The following mockup code is what you would get if your combined the awesome powers of Csound with the beauty of Python. I’m taking some liberties. The example is ignorant of i, k and a-rate. Instead of an orchestra/score pair, everything is combined as one file. And I’m introducing a concept for scheduling events, @, which tells when to do something.

#!/usr/bin/env slipmat

import Wavetable
from Gen import sine
from Pitch import cpspch

def sine_arp(dur, amp, pitch, lfo_freq):
    this['dur'] = dur    
    pitch = cpspch(pitch)

    notes = [0, 3, 7, 8]
    arp = Wavetable.osc(1, lfo_freq, notes)
    freq = pitch + pitch * 2 ** (arp / 12.0)
    
    osc = Wavetable.osc(amp, pitch, sine(1000))
    
    output osc

def ping(amp=1.0, freq=262):
    this['dur'] = 0.5
    
    output Wavetable.osc(amp, freq, sine(32))
    
if __name__ == '__main__':
    def harmonic_pattern(freq=100):
        @0 ping(1.0, freq)
        @1 ping(0.8, freq * 2)
        @2 ping(0.6, freq * 3)
        @3 ping(0.4, freq * 4)
        @4 ping(0.2, freq * 5)
        
    sine_arp(4, 0.5, 8.00, 1 / 4)
    @4 sine_arp(4, 0.5, 7.07, 1 / 4)
    
    @8 harmonic_pattern()
    @13 harmonic_patten(cpspch(7.00))
    
    @18 ping()

I’ll comeback with a commented version of this in a few days. Though unlikely, it is my hope that some of you will take the time to try to figure out what is going on. My philosophy is that code should be human readable, and that syntax can help reinforce this.

On the Up

The Csound community has been making strides to improve the user-experience, and this effort is really beginning to shine through.

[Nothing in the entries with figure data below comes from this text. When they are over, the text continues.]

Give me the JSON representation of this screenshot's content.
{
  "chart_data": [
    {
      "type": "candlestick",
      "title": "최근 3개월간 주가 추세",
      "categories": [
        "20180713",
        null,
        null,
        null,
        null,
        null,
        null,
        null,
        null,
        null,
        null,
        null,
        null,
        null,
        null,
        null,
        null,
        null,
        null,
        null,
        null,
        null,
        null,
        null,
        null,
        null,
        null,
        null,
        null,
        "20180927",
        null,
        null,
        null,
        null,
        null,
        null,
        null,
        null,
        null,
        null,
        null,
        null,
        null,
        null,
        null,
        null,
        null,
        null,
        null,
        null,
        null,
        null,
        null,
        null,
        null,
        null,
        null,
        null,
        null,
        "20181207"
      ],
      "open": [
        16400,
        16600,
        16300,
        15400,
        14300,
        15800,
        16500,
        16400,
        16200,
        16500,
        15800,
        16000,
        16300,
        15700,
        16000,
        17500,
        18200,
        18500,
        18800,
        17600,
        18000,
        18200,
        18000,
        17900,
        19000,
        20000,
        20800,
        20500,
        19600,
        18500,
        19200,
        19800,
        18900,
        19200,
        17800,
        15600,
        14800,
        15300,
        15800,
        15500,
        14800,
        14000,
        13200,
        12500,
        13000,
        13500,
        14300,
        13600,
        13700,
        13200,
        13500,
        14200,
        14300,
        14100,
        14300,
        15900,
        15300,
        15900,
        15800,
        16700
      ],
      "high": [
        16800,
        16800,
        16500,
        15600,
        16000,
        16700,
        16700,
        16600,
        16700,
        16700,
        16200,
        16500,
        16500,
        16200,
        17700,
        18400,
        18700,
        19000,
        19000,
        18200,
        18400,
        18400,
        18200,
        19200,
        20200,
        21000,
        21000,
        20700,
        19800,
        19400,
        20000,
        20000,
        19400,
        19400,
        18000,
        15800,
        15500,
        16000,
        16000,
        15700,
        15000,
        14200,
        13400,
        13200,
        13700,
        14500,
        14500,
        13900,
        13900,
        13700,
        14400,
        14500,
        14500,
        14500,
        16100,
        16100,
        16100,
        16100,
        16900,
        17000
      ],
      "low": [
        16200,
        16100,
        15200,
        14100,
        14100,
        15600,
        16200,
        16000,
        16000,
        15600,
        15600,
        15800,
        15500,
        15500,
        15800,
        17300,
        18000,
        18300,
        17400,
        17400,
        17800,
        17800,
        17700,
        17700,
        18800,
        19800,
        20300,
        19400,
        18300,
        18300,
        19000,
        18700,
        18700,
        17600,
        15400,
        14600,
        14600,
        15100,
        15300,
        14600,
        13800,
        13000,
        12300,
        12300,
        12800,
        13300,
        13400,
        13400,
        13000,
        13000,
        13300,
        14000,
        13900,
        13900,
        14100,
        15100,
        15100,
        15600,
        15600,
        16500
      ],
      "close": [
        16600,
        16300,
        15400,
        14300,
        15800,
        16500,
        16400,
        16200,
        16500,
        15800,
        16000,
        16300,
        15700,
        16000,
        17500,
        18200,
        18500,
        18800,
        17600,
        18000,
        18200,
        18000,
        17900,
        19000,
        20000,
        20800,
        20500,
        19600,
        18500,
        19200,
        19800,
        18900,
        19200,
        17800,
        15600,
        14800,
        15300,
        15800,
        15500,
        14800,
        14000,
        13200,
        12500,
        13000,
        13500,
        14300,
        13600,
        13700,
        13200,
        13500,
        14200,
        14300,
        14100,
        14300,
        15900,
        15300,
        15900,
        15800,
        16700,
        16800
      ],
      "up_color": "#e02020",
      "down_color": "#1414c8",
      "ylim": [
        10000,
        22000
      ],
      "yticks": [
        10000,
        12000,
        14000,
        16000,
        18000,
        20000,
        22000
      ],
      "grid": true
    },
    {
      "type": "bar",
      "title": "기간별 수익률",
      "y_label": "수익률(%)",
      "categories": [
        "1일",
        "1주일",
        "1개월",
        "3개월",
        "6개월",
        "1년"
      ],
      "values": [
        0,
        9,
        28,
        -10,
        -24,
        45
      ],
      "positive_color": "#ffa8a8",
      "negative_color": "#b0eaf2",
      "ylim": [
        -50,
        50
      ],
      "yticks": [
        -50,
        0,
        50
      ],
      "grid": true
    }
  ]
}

Csound now ships with QuteCsound, a new integrated frontend that comes loaded with extras.  The Csound @ Sourceforge page has been given a facelift, in terms of both looks and content.  The developers are taking much greater care to make sure installers work with as few as problems as possible.  This is only the beginning.

If you have tried Csound in the past, but had problems getting up and running, now is a good time to give it another try. If you do run into problems, don’t keep these issues to yourself.  Report them here or the mailing list, and these problems will be taken care of.

Thanks to all the hard work of the developers and others in the community, as it seems that Csound has a promising future.